- Noi religiosi, esplicitamente chiamati ad essere padri e fratelli, abbiamo un compito di primaria importanza nell’essere una ben unita famiglia in Cristo; è un compito di responsabilità e di coordinamento inerente alla fedeltà e allo sviluppo del carisma, di animazione spirituale e formazione dei laici.
- I laici, consapevoli della dignità battesimale, chiamati alla pienezza della vita cristiana e alla perfezione della carità, sono invitati a condividere il carisma e a partecipare all’unica missione educativa affidata alla comunità; nel rispetto delle competenze professionali, delle diversità delle circostanze e dello stato di vita, possono giungere anche a corresponsabilità direttive e gestionali.

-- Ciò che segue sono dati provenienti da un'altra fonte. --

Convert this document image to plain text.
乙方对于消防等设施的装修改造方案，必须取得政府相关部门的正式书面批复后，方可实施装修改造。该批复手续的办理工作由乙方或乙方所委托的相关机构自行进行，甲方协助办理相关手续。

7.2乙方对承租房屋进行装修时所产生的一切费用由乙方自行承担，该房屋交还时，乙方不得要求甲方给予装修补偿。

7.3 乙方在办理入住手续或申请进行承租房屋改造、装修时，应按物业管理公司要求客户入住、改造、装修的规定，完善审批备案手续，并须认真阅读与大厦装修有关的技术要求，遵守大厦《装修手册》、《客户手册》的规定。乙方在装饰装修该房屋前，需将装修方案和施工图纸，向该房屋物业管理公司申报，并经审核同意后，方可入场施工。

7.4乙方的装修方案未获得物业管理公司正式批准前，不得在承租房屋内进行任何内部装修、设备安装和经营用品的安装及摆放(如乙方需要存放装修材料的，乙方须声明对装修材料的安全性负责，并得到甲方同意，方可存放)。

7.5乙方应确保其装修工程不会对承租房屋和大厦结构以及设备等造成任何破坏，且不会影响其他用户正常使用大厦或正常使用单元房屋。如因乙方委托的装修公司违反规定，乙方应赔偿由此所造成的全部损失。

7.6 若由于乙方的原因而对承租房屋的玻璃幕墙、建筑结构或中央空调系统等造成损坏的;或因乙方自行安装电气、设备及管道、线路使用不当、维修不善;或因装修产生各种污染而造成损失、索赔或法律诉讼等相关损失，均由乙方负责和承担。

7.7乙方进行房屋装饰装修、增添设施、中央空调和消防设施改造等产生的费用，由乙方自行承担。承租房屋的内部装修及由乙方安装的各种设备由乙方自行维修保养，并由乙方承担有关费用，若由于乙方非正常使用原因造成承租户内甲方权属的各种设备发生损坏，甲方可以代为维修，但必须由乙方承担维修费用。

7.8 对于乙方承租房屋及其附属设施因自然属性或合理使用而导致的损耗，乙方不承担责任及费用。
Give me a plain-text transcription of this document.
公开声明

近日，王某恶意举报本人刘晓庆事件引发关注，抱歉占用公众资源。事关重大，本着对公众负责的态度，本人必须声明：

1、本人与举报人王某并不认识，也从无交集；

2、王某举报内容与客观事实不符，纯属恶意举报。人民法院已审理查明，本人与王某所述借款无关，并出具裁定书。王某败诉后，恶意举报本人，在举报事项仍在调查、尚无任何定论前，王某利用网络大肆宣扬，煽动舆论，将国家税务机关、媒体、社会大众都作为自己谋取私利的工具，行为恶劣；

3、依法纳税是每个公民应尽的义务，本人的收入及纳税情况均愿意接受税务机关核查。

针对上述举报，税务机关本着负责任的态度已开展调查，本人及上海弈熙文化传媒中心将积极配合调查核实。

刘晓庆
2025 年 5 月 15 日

- I giovani sono sollecitati progressivamente a vivere da protagonisti il cammino educativo. In sintonia col Murialdo che ha dato loro fiducia e ha fatto leva sulle potenzialità insite in essi, occorre puntare sulla responsabilizzazione ed agire con loro piuttosto che per loro.
- mettersi a servizio dei giovani con semplicità e con fiducia nella consapevolezza di essere strumenti nelle mani di Dio, convinti che l’educazione cristiana è opera sua e noi ne siamo intermediari;
- accettare noi stessi e gli altri, con le capacità e i limiti, i successi e gli errori, nella consapevolezza che l’ideale perseguito non è mai pienamente raggiunto;
- applicarsi con dedizione e laboriosità instancabile, caratterizzata dal fare e tacere, dalla gratuità e dal sacrificio che porta a dare la vita per chi ha bisogno.
La carità è altra prerogativa fondamentale per i giuseppini. Lo stare in mezzo ai giovani secondo lo stile del Murialdo ci porta a prediligere gli ultimi. La scelta di dedicarsi “ai giovani poveri, abbandonati e maggiormente bisognosi di aiuto e di cristiana educazione” non costituisce solo il campo di apostolato proprio della nostra Congregazione, ma indica anche un ben determinato stile di rapporti e di educazione, che porta l’educatore a dedicarsi con maggior cura a quei giovani che tra tutti si dimostrano i più poveri, gli ultimi, o quelli che, come si dice, “fanno più disperare”, amandoli più degli altri proprio perché più bisognosi di aiuto. Alla carità devono essere affiancate rispetto e dolcezza. Come diceva il Murialdo: “bisogna diffondere tra noi lo spirito di dolcezza, di amorevolezza, di familiarità, di pazienza coi giovani”. “Tutti hanno il compito di attirare i fanciulli a Dio ed i fanciulli non si attirano a Dio con altra calamita fuor di quella della dolcezza. Studiamoci dunque di avere sempre, quando trattiamo con essi, un volto ilare, un tratto cortese, un parlare grazioso, affabile, affettuoso”. Gli educatori giuseppini “ricorderanno che solo con la dolcezza guadagneranno il cuore dei loro ragazzi…” Carità è quindi: servizio generoso a favore dei piccoli e dei poveri a cui appartiene il Regno di Dio, con la disponibilità a perdere noi stessi per accogliere chi è più in necessità; uno stile di rapporto segnato da rispetto e dolcezza; l’atteggiamento che informa di sé le diverse scelte metodologiche, caratterizzando la nostra pedagogia come pedagogia dell’amore.